The final way in which the government shutdown will affect workers deals with government contractors and their employees. This too is something which is shrouded in uncertainty. (Remember the days when both parties campaigned on reducing economic uncertainty?) The Congressional Research Service points out that the government contracted out $513.6 billion worth of business and services in 2012. Military contracting alone totaled over $360 billion last year. Even a shutdown which lasts for only a few days, would jeopardize billions of dollars’ worth of government contracts. To complicate matters further, many contractors are unsure of whether they’re considered “essential” or “non-essential”. On Monday night President Obama signed into law a provision which guaranteed payments to military contractors providing support to the armed forces, but other than that, it’s an unanswered question. The Office of Management and Budget hasn’t made any official determinations about which contracts are “essential”. As of now, many contractors are still attempting to figure out what sort of delays will occur with contracts that have already been signed and how whether or not the shutdown will disrupt the projects that require frequent interaction with the government, oftentimes through workers who have been deemed “non-essential”.

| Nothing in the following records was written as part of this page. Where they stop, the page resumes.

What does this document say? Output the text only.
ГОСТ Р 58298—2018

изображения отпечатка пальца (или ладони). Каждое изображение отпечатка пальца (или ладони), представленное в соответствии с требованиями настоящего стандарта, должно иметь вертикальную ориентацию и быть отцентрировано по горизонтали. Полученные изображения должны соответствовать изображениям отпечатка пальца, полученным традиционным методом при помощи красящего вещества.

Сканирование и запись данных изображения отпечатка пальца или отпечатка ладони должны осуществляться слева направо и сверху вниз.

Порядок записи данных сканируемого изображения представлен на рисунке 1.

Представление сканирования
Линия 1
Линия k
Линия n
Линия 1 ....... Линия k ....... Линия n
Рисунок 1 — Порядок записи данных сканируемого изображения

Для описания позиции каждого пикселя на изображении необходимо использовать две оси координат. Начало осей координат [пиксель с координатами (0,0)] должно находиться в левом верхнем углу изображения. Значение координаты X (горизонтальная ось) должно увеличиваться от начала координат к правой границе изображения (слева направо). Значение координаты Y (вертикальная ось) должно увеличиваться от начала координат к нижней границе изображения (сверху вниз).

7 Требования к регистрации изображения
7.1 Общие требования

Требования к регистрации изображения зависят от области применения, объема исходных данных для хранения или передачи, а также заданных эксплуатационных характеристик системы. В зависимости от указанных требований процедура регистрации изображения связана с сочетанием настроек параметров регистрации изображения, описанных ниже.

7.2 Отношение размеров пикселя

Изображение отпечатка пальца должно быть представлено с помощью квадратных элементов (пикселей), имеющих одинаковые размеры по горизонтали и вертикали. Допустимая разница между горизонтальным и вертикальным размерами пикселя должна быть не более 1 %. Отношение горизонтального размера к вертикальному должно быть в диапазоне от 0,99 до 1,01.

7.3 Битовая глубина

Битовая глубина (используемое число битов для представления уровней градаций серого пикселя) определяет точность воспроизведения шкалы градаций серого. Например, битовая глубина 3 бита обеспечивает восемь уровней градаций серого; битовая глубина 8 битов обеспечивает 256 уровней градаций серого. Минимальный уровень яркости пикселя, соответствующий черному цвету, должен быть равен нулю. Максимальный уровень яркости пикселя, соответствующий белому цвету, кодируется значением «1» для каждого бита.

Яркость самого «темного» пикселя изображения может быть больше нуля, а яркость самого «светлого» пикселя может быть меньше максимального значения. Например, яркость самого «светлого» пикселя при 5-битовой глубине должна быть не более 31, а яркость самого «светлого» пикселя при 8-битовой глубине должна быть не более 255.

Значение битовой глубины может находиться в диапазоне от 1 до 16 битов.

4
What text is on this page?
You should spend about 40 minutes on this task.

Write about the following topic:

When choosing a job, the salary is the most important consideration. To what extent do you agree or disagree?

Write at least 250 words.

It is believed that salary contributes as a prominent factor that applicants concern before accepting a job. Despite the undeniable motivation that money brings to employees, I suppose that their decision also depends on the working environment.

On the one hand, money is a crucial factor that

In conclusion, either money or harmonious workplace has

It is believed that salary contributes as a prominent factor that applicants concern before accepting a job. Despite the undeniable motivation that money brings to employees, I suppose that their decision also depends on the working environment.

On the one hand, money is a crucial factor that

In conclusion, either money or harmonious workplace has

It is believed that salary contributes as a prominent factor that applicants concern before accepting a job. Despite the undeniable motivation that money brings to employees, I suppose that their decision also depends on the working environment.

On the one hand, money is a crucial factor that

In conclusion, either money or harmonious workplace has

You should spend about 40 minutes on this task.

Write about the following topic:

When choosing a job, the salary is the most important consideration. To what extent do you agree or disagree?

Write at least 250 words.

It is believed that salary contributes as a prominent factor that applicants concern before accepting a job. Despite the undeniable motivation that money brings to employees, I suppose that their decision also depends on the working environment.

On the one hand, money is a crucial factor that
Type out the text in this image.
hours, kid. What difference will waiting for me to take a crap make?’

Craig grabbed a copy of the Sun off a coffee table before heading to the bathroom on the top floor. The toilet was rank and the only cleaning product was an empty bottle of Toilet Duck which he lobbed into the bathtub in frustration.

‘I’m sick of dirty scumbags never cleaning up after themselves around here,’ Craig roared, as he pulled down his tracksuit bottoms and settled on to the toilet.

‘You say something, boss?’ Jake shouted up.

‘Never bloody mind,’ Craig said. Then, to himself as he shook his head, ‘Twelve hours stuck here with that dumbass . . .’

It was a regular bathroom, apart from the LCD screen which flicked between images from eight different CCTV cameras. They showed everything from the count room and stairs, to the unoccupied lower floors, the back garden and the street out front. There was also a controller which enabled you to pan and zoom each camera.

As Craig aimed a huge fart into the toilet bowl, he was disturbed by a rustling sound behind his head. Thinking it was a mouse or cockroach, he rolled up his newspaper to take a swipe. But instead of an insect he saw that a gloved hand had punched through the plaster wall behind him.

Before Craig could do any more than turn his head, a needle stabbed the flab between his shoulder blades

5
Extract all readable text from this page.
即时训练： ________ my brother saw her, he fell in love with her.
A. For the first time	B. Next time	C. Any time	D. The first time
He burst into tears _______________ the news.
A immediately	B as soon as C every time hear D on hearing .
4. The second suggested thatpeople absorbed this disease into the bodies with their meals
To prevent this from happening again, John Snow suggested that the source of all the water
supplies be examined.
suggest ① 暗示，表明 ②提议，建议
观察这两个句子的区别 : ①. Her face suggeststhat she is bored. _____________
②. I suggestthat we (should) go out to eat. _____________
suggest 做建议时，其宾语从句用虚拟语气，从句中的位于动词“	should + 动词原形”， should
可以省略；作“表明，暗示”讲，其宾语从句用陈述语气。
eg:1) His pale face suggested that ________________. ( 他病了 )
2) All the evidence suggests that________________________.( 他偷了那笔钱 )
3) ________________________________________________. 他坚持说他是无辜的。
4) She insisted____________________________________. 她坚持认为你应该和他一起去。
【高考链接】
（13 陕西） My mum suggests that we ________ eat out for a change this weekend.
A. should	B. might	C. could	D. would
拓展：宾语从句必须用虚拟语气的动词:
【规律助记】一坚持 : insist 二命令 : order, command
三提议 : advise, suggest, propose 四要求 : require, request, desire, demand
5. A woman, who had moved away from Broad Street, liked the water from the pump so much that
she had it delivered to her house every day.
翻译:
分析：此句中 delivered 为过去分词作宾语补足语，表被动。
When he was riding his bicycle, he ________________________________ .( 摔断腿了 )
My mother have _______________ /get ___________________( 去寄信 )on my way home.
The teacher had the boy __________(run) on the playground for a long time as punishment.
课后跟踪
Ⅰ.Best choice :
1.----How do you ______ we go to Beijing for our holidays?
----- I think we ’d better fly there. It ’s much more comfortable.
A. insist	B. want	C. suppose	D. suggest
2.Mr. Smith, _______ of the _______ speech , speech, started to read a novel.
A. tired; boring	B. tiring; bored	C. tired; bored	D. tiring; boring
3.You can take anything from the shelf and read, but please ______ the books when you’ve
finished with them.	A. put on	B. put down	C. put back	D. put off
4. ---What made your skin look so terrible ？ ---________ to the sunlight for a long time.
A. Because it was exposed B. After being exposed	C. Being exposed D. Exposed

Yes, the shutdown is terrible news if you were planning on visiting the Washington Monument during this first week of October. It’s always terrible news if you’re one of the 800,000 workers who are being sent home without pay due a government which is unable to govern. These workers are already feeling the full force of the shutdown as the rest of us continue on with little interruption of our daily lives. They are the first victims.